As Baseball America notes, "His longevity in the game gives Graham an anachronistic, generation-spanning biography. He has one foot in a distant era of newsreel legends like Bibb Falk (his coach at Texas), Casey Stengel (his manager with the Mets) and Southern Methodist football star Doak Walker (one of the biggest reasons Graham wears No. 37, which also was Stengel's jersey number), and the other in a time of SportsCenter stars."
Graham was never more than a footnote as a professional player, appearing in only 90 Major League games, but his time there informed his coaching philosophy. Plus he's honed a great eye for talent—Graham has helped mold stars including Andy Pettitte, Lance Berkman, and "a pudgy kid out of Spring Woods named Clemens."
"I was (with the Mets) for only two months, but most of that time was spent on the bench with Casey," Graham said. "Not next to Casey, but within hearing range. I never heard him say a word that wasn't dead-on, like which pitch should have been thrown. Casey influenced me in two areas—how important each pitch is, and the importance of understanding human nature."
"Human nature does not change that much," Graham said. "Everyone wants to be respected, and everyone wants to love and be loved. Things like that don't change, do they? Think about that. They never change. So it all comes down to human nature."

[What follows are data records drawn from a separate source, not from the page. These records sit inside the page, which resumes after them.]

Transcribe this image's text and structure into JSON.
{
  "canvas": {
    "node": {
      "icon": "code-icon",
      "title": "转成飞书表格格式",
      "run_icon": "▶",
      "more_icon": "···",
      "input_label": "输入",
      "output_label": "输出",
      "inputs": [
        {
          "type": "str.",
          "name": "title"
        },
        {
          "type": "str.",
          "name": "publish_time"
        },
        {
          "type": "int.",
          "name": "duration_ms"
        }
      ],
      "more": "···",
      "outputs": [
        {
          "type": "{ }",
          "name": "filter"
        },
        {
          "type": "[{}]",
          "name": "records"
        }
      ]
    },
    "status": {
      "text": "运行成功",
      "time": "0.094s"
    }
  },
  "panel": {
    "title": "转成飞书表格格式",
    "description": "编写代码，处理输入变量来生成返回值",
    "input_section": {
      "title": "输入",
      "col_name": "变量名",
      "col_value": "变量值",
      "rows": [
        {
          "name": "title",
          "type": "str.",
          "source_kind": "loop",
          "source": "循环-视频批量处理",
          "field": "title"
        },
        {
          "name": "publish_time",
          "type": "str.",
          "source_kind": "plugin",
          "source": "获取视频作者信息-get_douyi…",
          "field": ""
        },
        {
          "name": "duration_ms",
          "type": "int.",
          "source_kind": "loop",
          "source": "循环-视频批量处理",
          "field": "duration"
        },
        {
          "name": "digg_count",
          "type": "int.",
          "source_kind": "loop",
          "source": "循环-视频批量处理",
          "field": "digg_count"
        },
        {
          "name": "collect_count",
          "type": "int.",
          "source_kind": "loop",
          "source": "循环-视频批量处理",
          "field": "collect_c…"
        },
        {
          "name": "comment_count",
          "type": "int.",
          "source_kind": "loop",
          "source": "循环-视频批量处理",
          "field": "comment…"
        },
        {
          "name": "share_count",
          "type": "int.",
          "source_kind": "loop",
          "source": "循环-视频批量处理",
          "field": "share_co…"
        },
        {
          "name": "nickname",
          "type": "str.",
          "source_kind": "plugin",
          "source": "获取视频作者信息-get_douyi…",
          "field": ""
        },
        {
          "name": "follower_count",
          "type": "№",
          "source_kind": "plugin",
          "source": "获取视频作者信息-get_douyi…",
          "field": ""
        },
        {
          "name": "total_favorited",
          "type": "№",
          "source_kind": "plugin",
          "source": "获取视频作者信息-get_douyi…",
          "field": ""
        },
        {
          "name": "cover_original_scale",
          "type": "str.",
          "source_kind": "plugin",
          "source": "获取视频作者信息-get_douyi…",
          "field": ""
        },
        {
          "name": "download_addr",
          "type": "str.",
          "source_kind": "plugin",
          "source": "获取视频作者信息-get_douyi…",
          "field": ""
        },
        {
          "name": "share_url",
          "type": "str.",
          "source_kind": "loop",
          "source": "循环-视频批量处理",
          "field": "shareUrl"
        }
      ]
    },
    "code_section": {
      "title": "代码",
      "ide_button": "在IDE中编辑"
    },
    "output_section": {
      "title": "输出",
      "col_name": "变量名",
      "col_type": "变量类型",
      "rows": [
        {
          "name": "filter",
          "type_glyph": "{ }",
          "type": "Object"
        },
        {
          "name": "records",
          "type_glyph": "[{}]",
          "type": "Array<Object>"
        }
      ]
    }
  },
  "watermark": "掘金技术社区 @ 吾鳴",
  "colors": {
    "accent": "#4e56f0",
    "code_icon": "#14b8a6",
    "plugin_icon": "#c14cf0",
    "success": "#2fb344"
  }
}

"You may have to penetrate a lot of chaos and mess, but you get back to the basics in people—that desire to be respected, to be loved by their teammates and the feeling that they can depend on their teammates and their teammates can depend on them. Most people have normal desires, and there's a goodness in most people. There's also badness in people, but you have to learn how to tap into that goodness and inner drive."